Jeśli zdaje co piąty kandydat, to powstaje pytanie, czy taki niski jest poziom studiów prawniczych, czy też tak źle uczymy? Myślę, że odpowiedź tkwi w pytaniach egzaminacyjnych, pisze Mirosław Nesterowicz w artykule "Głos profesora prawa o egzaminach na aplikacje prawnicze. Lepiej mniej pytań, ale istotnych", który drukuje Rzeczpospolita.
(...)Jako osiągnięcie w zbliżaniu się do europejskich standardów prawa wykonywania zawodów prawniczych przyjmuję nowy system naboru na aplikacje prawnicze, zniesienie limitów, ujednolicenie pytań w skali kraju i ograniczenie testów tylko do prawa. O przyjęciu na aplikację decydować ma jedynie wiedza prawnicza kandydata, a nie pochodzenie i znajomości - pisze Nesterowicz. Oczywiście są i minusy. Nie można ocenić predyspozycji intelektualnych kandydata do wykonywania zawodów prawniczych, jego kultury osobistej, łatwości wypowiadania się i nawiązywania kontaktów, umiejętności logicznego myślenia itp. Ale coś za coś. Skoro dotychczasowy system uwzględniający różne imponderabilia się nie sprawdził, konieczne były radykalne zmiany.
W poprzednich latach zdarzało się nieraz, że moi studenci nie uzyskiwali wymaganej przez korporacje prawnicze liczby punktów, gdyż nie byli w stanie odpowiedzieć na tzw. pytania na inteligencję, np. kto zdobył mistrzostwo USA w koszykówce lub Puchar Stanleya w hokeju w Kanadzie, nie wiedzieli, jak się nazywa stolica Togo, lub nie znali jakiegoś prądu artystycznego w malarstwie, o którym się można dowiedzieć dopiero po dłuższym wertowaniu specjalistycznej encyklopedii.

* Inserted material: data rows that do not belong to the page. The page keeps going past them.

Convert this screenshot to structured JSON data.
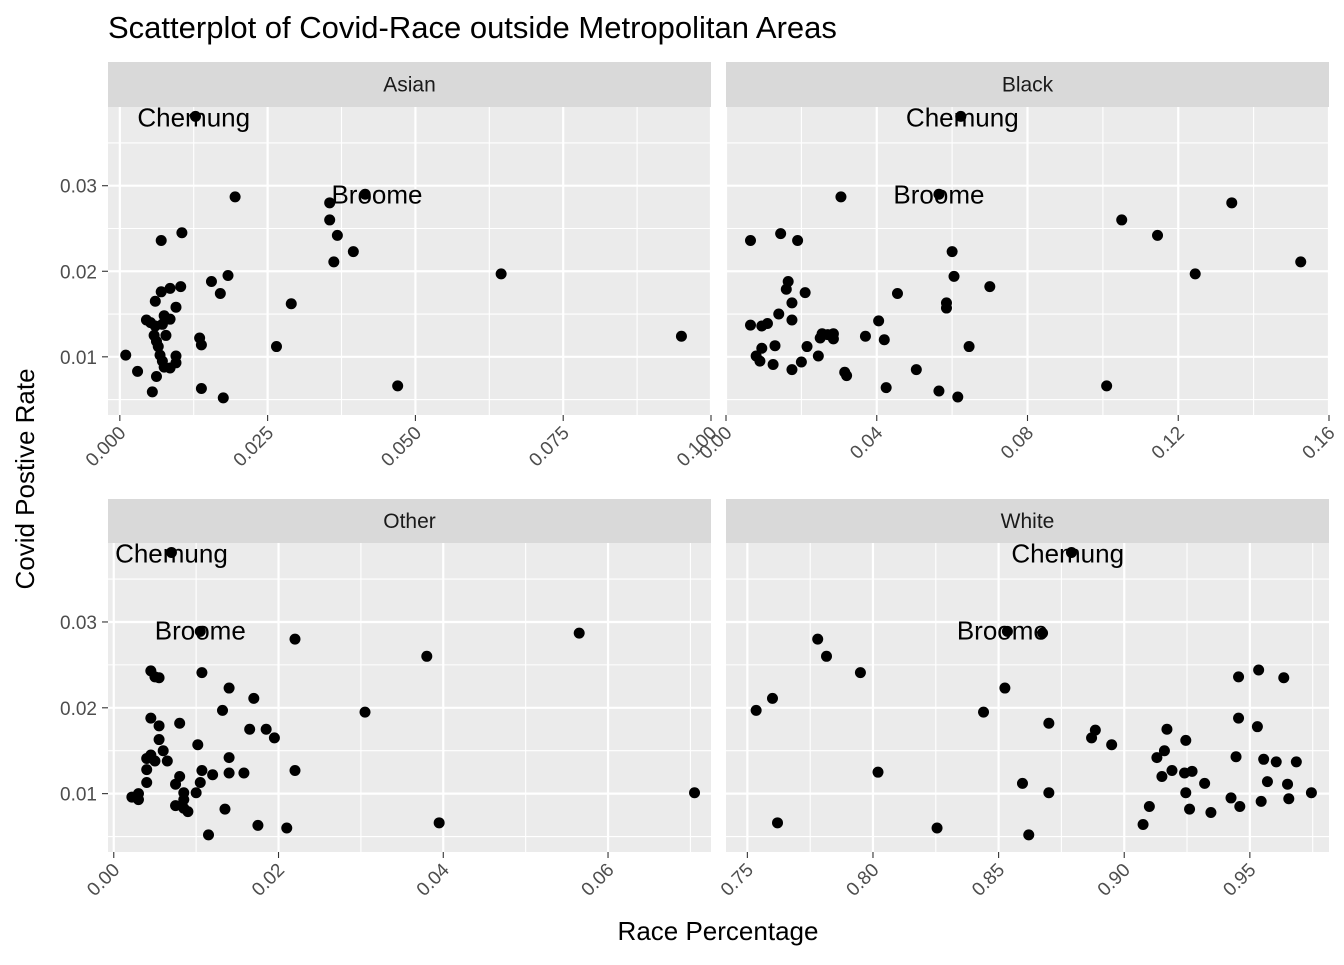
{
  "chart_data": {
    "type": "scatter",
    "title": "Scatterplot of Covid-Race outside Metropolitan Areas",
    "xlabel": "Race Percentage",
    "ylabel": "Covid Postive Rate",
    "grid": true,
    "y_ticks": [
      "0.01",
      "0.02",
      "0.03"
    ],
    "ylim": [
      0.0032,
      0.0392
    ],
    "facets": [
      {
        "name": "Asian",
        "xlim": [
          -0.002,
          0.1
        ],
        "x_ticks": [
          "0.000",
          "0.025",
          "0.050",
          "0.075",
          "0.100"
        ],
        "annotations": [
          {
            "text": "Chemung",
            "x": 0.0125,
            "y": 0.038
          },
          {
            "text": "Broome",
            "x": 0.0435,
            "y": 0.029
          }
        ],
        "points": [
          [
            0.0128,
            0.0381
          ],
          [
            0.0415,
            0.029
          ],
          [
            0.0195,
            0.0287
          ],
          [
            0.0355,
            0.028
          ],
          [
            0.0355,
            0.026
          ],
          [
            0.0105,
            0.0245
          ],
          [
            0.007,
            0.0236
          ],
          [
            0.0368,
            0.0242
          ],
          [
            0.0395,
            0.0223
          ],
          [
            0.0362,
            0.0211
          ],
          [
            0.0645,
            0.0197
          ],
          [
            0.0183,
            0.0195
          ],
          [
            0.0155,
            0.0188
          ],
          [
            0.0103,
            0.0182
          ],
          [
            0.0085,
            0.018
          ],
          [
            0.007,
            0.0176
          ],
          [
            0.006,
            0.0165
          ],
          [
            0.017,
            0.0174
          ],
          [
            0.029,
            0.0162
          ],
          [
            0.0095,
            0.0158
          ],
          [
            0.0075,
            0.0148
          ],
          [
            0.0085,
            0.0144
          ],
          [
            0.0045,
            0.0143
          ],
          [
            0.0052,
            0.014
          ],
          [
            0.006,
            0.0136
          ],
          [
            0.0072,
            0.0138
          ],
          [
            0.0078,
            0.0125
          ],
          [
            0.0058,
            0.0125
          ],
          [
            0.0062,
            0.0118
          ],
          [
            0.0065,
            0.0112
          ],
          [
            0.0135,
            0.0122
          ],
          [
            0.0138,
            0.0114
          ],
          [
            0.0265,
            0.0112
          ],
          [
            0.0068,
            0.0102
          ],
          [
            0.0095,
            0.0101
          ],
          [
            0.0072,
            0.0095
          ],
          [
            0.0095,
            0.0093
          ],
          [
            0.0075,
            0.0088
          ],
          [
            0.0085,
            0.0087
          ],
          [
            0.001,
            0.0102
          ],
          [
            0.003,
            0.0083
          ],
          [
            0.0062,
            0.0077
          ],
          [
            0.0138,
            0.0063
          ],
          [
            0.0055,
            0.0059
          ],
          [
            0.0175,
            0.0052
          ],
          [
            0.047,
            0.0066
          ],
          [
            0.095,
            0.0124
          ]
        ]
      },
      {
        "name": "Black",
        "xlim": [
          0.0,
          0.16
        ],
        "x_ticks": [
          "0.00",
          "0.04",
          "0.08",
          "0.12",
          "0.16"
        ],
        "annotations": [
          {
            "text": "Chemung",
            "x": 0.0627,
            "y": 0.038
          },
          {
            "text": "Broome",
            "x": 0.0565,
            "y": 0.029
          }
        ],
        "points": [
          [
            0.0623,
            0.0381
          ],
          [
            0.0565,
            0.029
          ],
          [
            0.0305,
            0.0287
          ],
          [
            0.1342,
            0.028
          ],
          [
            0.105,
            0.026
          ],
          [
            0.1145,
            0.0242
          ],
          [
            0.1245,
            0.0197
          ],
          [
            0.1525,
            0.0211
          ],
          [
            0.0145,
            0.0244
          ],
          [
            0.0065,
            0.0236
          ],
          [
            0.019,
            0.0236
          ],
          [
            0.06,
            0.0223
          ],
          [
            0.0605,
            0.0194
          ],
          [
            0.07,
            0.0182
          ],
          [
            0.0165,
            0.0188
          ],
          [
            0.016,
            0.0179
          ],
          [
            0.021,
            0.0175
          ],
          [
            0.0455,
            0.0174
          ],
          [
            0.0175,
            0.0163
          ],
          [
            0.014,
            0.015
          ],
          [
            0.0175,
            0.0143
          ],
          [
            0.0585,
            0.0163
          ],
          [
            0.0585,
            0.0157
          ],
          [
            0.0065,
            0.0137
          ],
          [
            0.0095,
            0.0136
          ],
          [
            0.011,
            0.0139
          ],
          [
            0.0405,
            0.0142
          ],
          [
            0.037,
            0.0124
          ],
          [
            0.042,
            0.012
          ],
          [
            0.0255,
            0.0127
          ],
          [
            0.027,
            0.0126
          ],
          [
            0.0285,
            0.0127
          ],
          [
            0.025,
            0.0122
          ],
          [
            0.0285,
            0.0121
          ],
          [
            0.013,
            0.0113
          ],
          [
            0.0095,
            0.011
          ],
          [
            0.0215,
            0.0112
          ],
          [
            0.0645,
            0.0112
          ],
          [
            0.008,
            0.0101
          ],
          [
            0.0245,
            0.0101
          ],
          [
            0.02,
            0.0094
          ],
          [
            0.009,
            0.0095
          ],
          [
            0.0125,
            0.0091
          ],
          [
            0.0175,
            0.0085
          ],
          [
            0.0315,
            0.0082
          ],
          [
            0.032,
            0.0078
          ],
          [
            0.0505,
            0.0085
          ],
          [
            0.0425,
            0.0064
          ],
          [
            0.0565,
            0.006
          ],
          [
            0.0615,
            0.0053
          ],
          [
            0.101,
            0.0066
          ]
        ]
      },
      {
        "name": "Other",
        "xlim": [
          -0.0007,
          0.0725
        ],
        "x_ticks": [
          "0.00",
          "0.02",
          "0.04",
          "0.06"
        ],
        "annotations": [
          {
            "text": "Chemung",
            "x": 0.007,
            "y": 0.038
          },
          {
            "text": "Broome",
            "x": 0.0105,
            "y": 0.029
          }
        ],
        "points": [
          [
            0.007,
            0.0381
          ],
          [
            0.0105,
            0.0289
          ],
          [
            0.022,
            0.028
          ],
          [
            0.0565,
            0.0287
          ],
          [
            0.038,
            0.026
          ],
          [
            0.0045,
            0.0243
          ],
          [
            0.005,
            0.0236
          ],
          [
            0.0055,
            0.0235
          ],
          [
            0.0107,
            0.0241
          ],
          [
            0.014,
            0.0223
          ],
          [
            0.017,
            0.0211
          ],
          [
            0.0132,
            0.0197
          ],
          [
            0.0305,
            0.0195
          ],
          [
            0.0045,
            0.0188
          ],
          [
            0.0055,
            0.0179
          ],
          [
            0.008,
            0.0182
          ],
          [
            0.0165,
            0.0175
          ],
          [
            0.0185,
            0.0175
          ],
          [
            0.0195,
            0.0165
          ],
          [
            0.0055,
            0.0163
          ],
          [
            0.0102,
            0.0157
          ],
          [
            0.006,
            0.015
          ],
          [
            0.0045,
            0.0145
          ],
          [
            0.004,
            0.0141
          ],
          [
            0.005,
            0.0138
          ],
          [
            0.0065,
            0.0138
          ],
          [
            0.014,
            0.0142
          ],
          [
            0.004,
            0.0128
          ],
          [
            0.0107,
            0.0127
          ],
          [
            0.014,
            0.0124
          ],
          [
            0.0158,
            0.0124
          ],
          [
            0.022,
            0.0127
          ],
          [
            0.012,
            0.0122
          ],
          [
            0.008,
            0.012
          ],
          [
            0.004,
            0.0113
          ],
          [
            0.0105,
            0.0113
          ],
          [
            0.0075,
            0.0111
          ],
          [
            0.0085,
            0.0101
          ],
          [
            0.003,
            0.01
          ],
          [
            0.0022,
            0.0096
          ],
          [
            0.003,
            0.0093
          ],
          [
            0.01,
            0.0101
          ],
          [
            0.0085,
            0.0093
          ],
          [
            0.0075,
            0.0086
          ],
          [
            0.0085,
            0.0083
          ],
          [
            0.009,
            0.0079
          ],
          [
            0.0135,
            0.0082
          ],
          [
            0.0705,
            0.0101
          ],
          [
            0.0395,
            0.0066
          ],
          [
            0.0175,
            0.0063
          ],
          [
            0.021,
            0.006
          ],
          [
            0.0115,
            0.0052
          ]
        ]
      },
      {
        "name": "White",
        "xlim": [
          0.7415,
          0.9815
        ],
        "x_ticks": [
          "0.75",
          "0.80",
          "0.85",
          "0.90",
          "0.95"
        ],
        "annotations": [
          {
            "text": "Chemung",
            "x": 0.8775,
            "y": 0.038
          },
          {
            "text": "Broome",
            "x": 0.8515,
            "y": 0.029
          }
        ],
        "points": [
          [
            0.879,
            0.0381
          ],
          [
            0.8535,
            0.0289
          ],
          [
            0.8675,
            0.0287
          ],
          [
            0.778,
            0.028
          ],
          [
            0.7815,
            0.026
          ],
          [
            0.795,
            0.0241
          ],
          [
            0.76,
            0.0211
          ],
          [
            0.7535,
            0.0197
          ],
          [
            0.8525,
            0.0223
          ],
          [
            0.844,
            0.0195
          ],
          [
            0.802,
            0.0125
          ],
          [
            0.762,
            0.0066
          ],
          [
            0.8255,
            0.006
          ],
          [
            0.862,
            0.0052
          ],
          [
            0.8595,
            0.0112
          ],
          [
            0.87,
            0.0101
          ],
          [
            0.87,
            0.0182
          ],
          [
            0.8885,
            0.0174
          ],
          [
            0.887,
            0.0165
          ],
          [
            0.895,
            0.0157
          ],
          [
            0.9535,
            0.0244
          ],
          [
            0.9455,
            0.0236
          ],
          [
            0.9635,
            0.0235
          ],
          [
            0.9455,
            0.0188
          ],
          [
            0.953,
            0.0178
          ],
          [
            0.917,
            0.0175
          ],
          [
            0.9245,
            0.0162
          ],
          [
            0.916,
            0.015
          ],
          [
            0.913,
            0.0142
          ],
          [
            0.9445,
            0.0143
          ],
          [
            0.9555,
            0.014
          ],
          [
            0.9605,
            0.0137
          ],
          [
            0.9685,
            0.0137
          ],
          [
            0.919,
            0.0127
          ],
          [
            0.924,
            0.0124
          ],
          [
            0.927,
            0.0126
          ],
          [
            0.915,
            0.012
          ],
          [
            0.932,
            0.0112
          ],
          [
            0.9245,
            0.0101
          ],
          [
            0.957,
            0.0114
          ],
          [
            0.965,
            0.0111
          ],
          [
            0.9745,
            0.0101
          ],
          [
            0.9425,
            0.0095
          ],
          [
            0.9545,
            0.0091
          ],
          [
            0.9655,
            0.0094
          ],
          [
            0.946,
            0.0085
          ],
          [
            0.926,
            0.0082
          ],
          [
            0.9345,
            0.0078
          ],
          [
            0.91,
            0.0085
          ],
          [
            0.9075,
            0.0064
          ]
        ]
      }
    ]
  }
}
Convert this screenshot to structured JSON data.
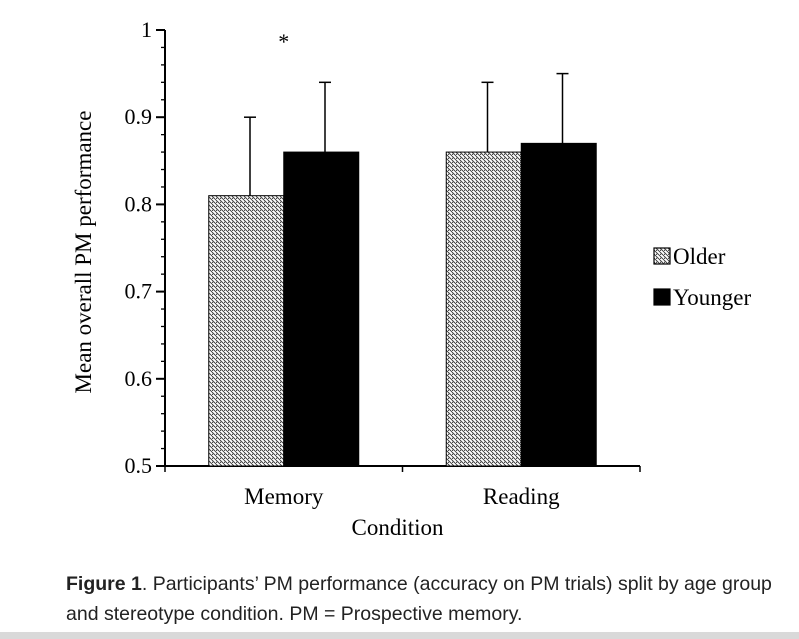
{
  "chart_data": {
    "type": "bar",
    "ylabel": "Mean overall PM performance",
    "xlabel": "Condition",
    "ylim": [
      0.5,
      1
    ],
    "yticks": [
      "0.5",
      "0.6",
      "0.7",
      "0.8",
      "0.9",
      "1"
    ],
    "categories": [
      "Memory",
      "Reading"
    ],
    "series": [
      {
        "name": "Older",
        "values": [
          0.81,
          0.86
        ],
        "error": [
          0.09,
          0.08
        ],
        "pattern": "diagonal-hatch"
      },
      {
        "name": "Younger",
        "values": [
          0.86,
          0.87
        ],
        "error": [
          0.08,
          0.08
        ],
        "pattern": "solid",
        "color": "#000000"
      }
    ],
    "annotations": [
      {
        "text": "*",
        "category": "Memory"
      }
    ],
    "legend": {
      "position": "right"
    },
    "grid": false
  },
  "caption": {
    "label": "Figure 1",
    "text": ". Participants’ PM performance (accuracy on PM trials) split by age group and stereotype condition. PM = Prospective memory."
  }
}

(...) Wyrównanie szans to są pozytywy nowego systemu egzaminacyjnego. Natomiast za wyjątkowo złe należy uznać wyniki egzaminu na aplikację radcowską. Jeśli zdaje co piąty, a w niektórych okręgach co dziesiąty kandydat, to powstaje pytanie, czy taki niski jest poziom studiów prawniczych, czy też tak źle uczymy studentów? Myślę, że odpowiedź tkwi w pytaniach egzaminacyjnych. Wydaje się, że skoro kandydat ma odpowiedzieć prawidłowo na 190 z 250 pytań, to test nie jest trudny i daje znaczny margines błędu. Trzeba jednak zastanowić się, jakie to są pytania. Przy tym należy brać pod uwagę, że nie jest to egzamin zawodowy po zakończeniu trzy-, czteroletniej, bardzo długiej w Polsce aplikacji, lecz egzamin wstępny. (...) Uważam, że 250 pytań to za dużo, 150 najzupełniej wystarczy do oceny wiedzy kandydata. Zbyt duża liczba pytań stwarza trudności w ułożeniu dobrego testu i obniża percepcję kandydatów.